Sodium trimethylsiloxide is a versatile reagent and has found applications in a variety of chemical reactions, such as in the formation of carbon-silicon bonds, the deprotonation of weakly acidic compounds, and the deoxygenation of sulfoxides to sulfides. The salt is used to prepare trimethylsiloxide complexes via salt metathesis. Trimethylsiloxide is a lipophilic pseudohalide. It is a source of oxide dianion.

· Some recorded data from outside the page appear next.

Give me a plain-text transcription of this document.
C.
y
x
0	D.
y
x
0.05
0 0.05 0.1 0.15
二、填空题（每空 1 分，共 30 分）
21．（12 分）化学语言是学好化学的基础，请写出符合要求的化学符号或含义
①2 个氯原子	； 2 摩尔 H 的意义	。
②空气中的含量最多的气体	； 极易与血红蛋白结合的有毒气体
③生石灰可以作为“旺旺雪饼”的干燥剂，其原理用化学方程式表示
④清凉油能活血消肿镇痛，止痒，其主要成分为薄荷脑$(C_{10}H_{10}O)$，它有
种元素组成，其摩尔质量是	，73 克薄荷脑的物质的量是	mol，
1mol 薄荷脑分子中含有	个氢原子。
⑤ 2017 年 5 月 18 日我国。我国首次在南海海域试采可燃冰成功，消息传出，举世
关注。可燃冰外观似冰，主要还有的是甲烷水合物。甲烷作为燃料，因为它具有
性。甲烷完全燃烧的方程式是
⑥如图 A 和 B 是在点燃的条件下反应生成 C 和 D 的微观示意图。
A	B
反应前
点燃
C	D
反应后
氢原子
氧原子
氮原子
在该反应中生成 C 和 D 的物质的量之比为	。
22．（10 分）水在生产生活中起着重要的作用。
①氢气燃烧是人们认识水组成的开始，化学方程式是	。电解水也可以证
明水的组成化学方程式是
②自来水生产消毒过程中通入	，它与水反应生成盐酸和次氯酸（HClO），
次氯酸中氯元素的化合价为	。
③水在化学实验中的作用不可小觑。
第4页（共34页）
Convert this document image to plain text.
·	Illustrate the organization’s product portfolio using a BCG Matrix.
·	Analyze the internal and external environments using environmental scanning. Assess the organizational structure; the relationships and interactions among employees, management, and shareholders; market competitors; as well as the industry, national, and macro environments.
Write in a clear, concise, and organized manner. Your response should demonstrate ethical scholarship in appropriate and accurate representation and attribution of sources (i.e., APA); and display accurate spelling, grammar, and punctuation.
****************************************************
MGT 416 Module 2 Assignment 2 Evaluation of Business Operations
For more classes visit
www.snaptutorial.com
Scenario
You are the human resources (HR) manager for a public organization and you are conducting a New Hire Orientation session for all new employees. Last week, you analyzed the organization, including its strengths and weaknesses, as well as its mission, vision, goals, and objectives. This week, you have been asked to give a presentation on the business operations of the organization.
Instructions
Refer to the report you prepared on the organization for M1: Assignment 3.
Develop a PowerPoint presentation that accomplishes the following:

Sodium trimethylsiloxide is a colorless to pale yellow liquid or solid, depending on the conditions of storage and use. It is highly reactive and should be handled with care. The compound can react violently with water and other protic solvents, so it should be stored and handled in a dry and inert atmosphere.
- Chemical formula: C3H9 NaOSi
- Molar mass: 112.179 g·mol−1
- Appearance: white solid
- Density: 1.255 g/cm3
- Melting point: 147–150 °C (297–302 °F; 420–423 K)
Sodium trimethylsiloxide is commonly used as a deprotonating agent in organic synthesis. It is often used in reactions that involve the removal of acidic protons from substrates, such as in the preparation of enolates, which are important intermediates in organic synthesis. Sodium trimethylsiloxide is also used in the synthesis of organosilicon compounds, which have a wide range of industrial and technological applications.
One important use of sodium trimethylsiloxide is in organic synthesis as a mild base, often used to deprotonate alcohols or amides. It is also used as a deoxygenating agent, converting sulfoxides to sulfides. In addition, sodium trimethylsiloxide can be used as a nucleophile, reacting with a variety of electrophiles to form carbon-silicon bonds.
However, sodium trimethylsiloxide is a highly reactive compound and should be handled with caution. It is moisture-sensitive and can react violently with water or protic solvents, releasing toxic gases. It can also react with air to form explosive peroxides, so it is important to store it under an inert gas atmosphere.